Book reviews

Posts tagged ‘Alexander McCall Smith’

My Italian Bulldozer by Alexander McCall Smith

My Italian Bulldozer is a cheerful and charming story by Alexander McCall Smith which came as light relief after my struggles with heavier books recently.

The story follows a Scottish food and wine writer, Paul, who is unhappy after being dumped by his girlfriend for her personal trainer. His editor sensibly sends him to Italy to finish writing his latest book, Paul Stuart’s Tuscan Table.

After being jailed for car theft in Pisa after an incident with a bodgy car-rental business, the only vehicle Paul is able to hire is a bulldozer. Obviously he takes the bulldozer (!) and drives it through the countryside to a village called Montalcino where he is staying for the next few weeks.

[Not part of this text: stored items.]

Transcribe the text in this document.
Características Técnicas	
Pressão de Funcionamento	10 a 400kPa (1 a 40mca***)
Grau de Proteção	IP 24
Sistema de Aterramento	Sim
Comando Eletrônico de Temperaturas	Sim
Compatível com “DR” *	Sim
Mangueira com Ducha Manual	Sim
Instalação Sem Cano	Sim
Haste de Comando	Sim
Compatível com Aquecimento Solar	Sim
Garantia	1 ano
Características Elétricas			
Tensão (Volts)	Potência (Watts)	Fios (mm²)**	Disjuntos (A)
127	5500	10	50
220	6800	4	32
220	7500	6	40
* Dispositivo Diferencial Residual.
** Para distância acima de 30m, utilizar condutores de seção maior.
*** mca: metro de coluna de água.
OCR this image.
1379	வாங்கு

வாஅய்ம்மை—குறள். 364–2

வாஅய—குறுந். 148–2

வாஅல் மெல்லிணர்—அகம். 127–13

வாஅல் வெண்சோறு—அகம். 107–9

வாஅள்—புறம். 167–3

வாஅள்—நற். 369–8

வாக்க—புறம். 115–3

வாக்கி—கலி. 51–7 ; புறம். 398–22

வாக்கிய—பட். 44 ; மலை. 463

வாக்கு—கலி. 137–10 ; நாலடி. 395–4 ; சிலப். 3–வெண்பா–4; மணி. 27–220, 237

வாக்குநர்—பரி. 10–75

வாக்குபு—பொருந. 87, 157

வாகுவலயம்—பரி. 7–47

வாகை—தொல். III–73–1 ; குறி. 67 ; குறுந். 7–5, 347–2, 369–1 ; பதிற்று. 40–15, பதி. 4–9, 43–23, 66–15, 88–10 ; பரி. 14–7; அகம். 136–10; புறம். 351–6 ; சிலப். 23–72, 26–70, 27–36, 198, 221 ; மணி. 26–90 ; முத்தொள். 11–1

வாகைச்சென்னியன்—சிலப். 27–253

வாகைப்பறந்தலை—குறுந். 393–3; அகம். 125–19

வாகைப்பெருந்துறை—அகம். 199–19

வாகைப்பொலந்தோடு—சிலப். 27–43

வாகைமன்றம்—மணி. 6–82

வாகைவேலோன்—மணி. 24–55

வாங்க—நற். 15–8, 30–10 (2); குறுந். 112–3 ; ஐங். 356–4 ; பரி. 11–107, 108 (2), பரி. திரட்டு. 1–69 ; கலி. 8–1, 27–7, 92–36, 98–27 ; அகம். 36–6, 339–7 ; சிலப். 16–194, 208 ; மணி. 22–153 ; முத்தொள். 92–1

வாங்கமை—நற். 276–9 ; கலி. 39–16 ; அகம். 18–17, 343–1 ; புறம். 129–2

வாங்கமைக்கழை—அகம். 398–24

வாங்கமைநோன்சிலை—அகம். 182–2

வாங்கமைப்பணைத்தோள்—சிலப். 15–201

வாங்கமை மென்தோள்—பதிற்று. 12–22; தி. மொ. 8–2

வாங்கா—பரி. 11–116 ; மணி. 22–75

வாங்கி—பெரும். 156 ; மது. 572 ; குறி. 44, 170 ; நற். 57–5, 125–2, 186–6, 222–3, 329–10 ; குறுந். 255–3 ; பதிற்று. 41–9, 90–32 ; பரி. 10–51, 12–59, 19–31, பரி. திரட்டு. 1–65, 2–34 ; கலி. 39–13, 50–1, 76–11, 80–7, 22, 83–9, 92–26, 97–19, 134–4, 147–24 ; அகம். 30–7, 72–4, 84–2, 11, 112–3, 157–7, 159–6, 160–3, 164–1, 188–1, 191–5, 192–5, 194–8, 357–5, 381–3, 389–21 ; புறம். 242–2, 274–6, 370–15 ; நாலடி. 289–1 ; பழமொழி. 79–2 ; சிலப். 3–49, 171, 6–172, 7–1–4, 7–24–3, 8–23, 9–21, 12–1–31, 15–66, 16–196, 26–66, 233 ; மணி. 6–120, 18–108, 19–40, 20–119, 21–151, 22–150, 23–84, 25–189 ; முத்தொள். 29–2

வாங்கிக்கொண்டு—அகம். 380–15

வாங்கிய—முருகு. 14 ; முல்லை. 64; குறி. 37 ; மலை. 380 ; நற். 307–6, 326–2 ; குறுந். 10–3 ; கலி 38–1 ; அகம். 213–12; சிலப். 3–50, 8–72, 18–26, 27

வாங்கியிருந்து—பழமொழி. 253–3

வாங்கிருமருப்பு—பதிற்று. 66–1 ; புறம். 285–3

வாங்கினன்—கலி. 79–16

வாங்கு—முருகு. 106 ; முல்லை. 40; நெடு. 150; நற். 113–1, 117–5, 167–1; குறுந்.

While in Montalcino, Paul learns the stories of local rivalries, falls in love with a fellow American tourist, is visited by his ex-girlfriend who wants to make her personal trainer jealous, and eats all sorts of delicious foods and drinks local wines. Along the way Paul works out that life goes on after a heartbreak.

My Italian Bulldozer is a quick, happy read, much as you would expect from this author.

Fatty O’Leary’s Dinner Party by Alexander McCall Smith


I’ve already read loads of Alexander McCall Smith books, possibly because he writes so many of them. While I enjoyed the 44 Scotland Street and The Sunday Philosopher’s Club stories, The No.1 Ladies’ Detective Agency Series didn’t capture my interest, and I didn’t like McCall’s version of Jane Austen’s Emma at all. However, Fatty O’Leary’s Dinner Party goes in a whole new direction, as this book features an Irish-American main character, Fatty O’Leary.

Fatty’s nickname reflects his physical state, as he is almost morbidly obese. He is a good-natured and successful business man, who lives with his wife Betty in Fayetteville Arkansas.

Fatty and his friends in Fayetteville are more Irish than the Irish, so when Betty surprises Fatty by planning a holiday to Ireland, he is delighted.

The trip itself is a disaster though, as Fatty’s weight creates problems from the beginning. At the airport, the airline announce the plane is overloaded and request a volunteer to fly on a later flight. Other passengers immediately nominate Fatty as the obvious choice to be left behind. Although he actually makes it on the plane, he squashes the passengers to either side of him. The airline move Fatty to First Class to provide relief to the other passengers, but when the airline serve him a meal from Economy, he behaves badly and is moved back to Economy. Fatty’s former seatmates are then served First Class meals and wines, which he considers to be discriminatory.

In Ireland, neither Fatty or Betty enjoy the holiday as they had anticipated. Other guests staying at their lodgings snub them and Fatty constantly finds himself in humiliating circumstances.

Eventually, though, Fatty and Betty get through their trials and they go back to America with plenty of stories to tell their friends.

The story is obviously a comedy, although how successful it is, I don’t know. I didn’t laugh at any of the situations. The jokes are at Fatty’s expense, and while his weight issues are his own fault, and there is a moral hidden in the story, he was a good fellow and I didn’t want to laugh at him.

I don’t think Fatty O’Leary’s Dinner Party is one of this author’s best stories so would probably recommend other readers try a book from another series.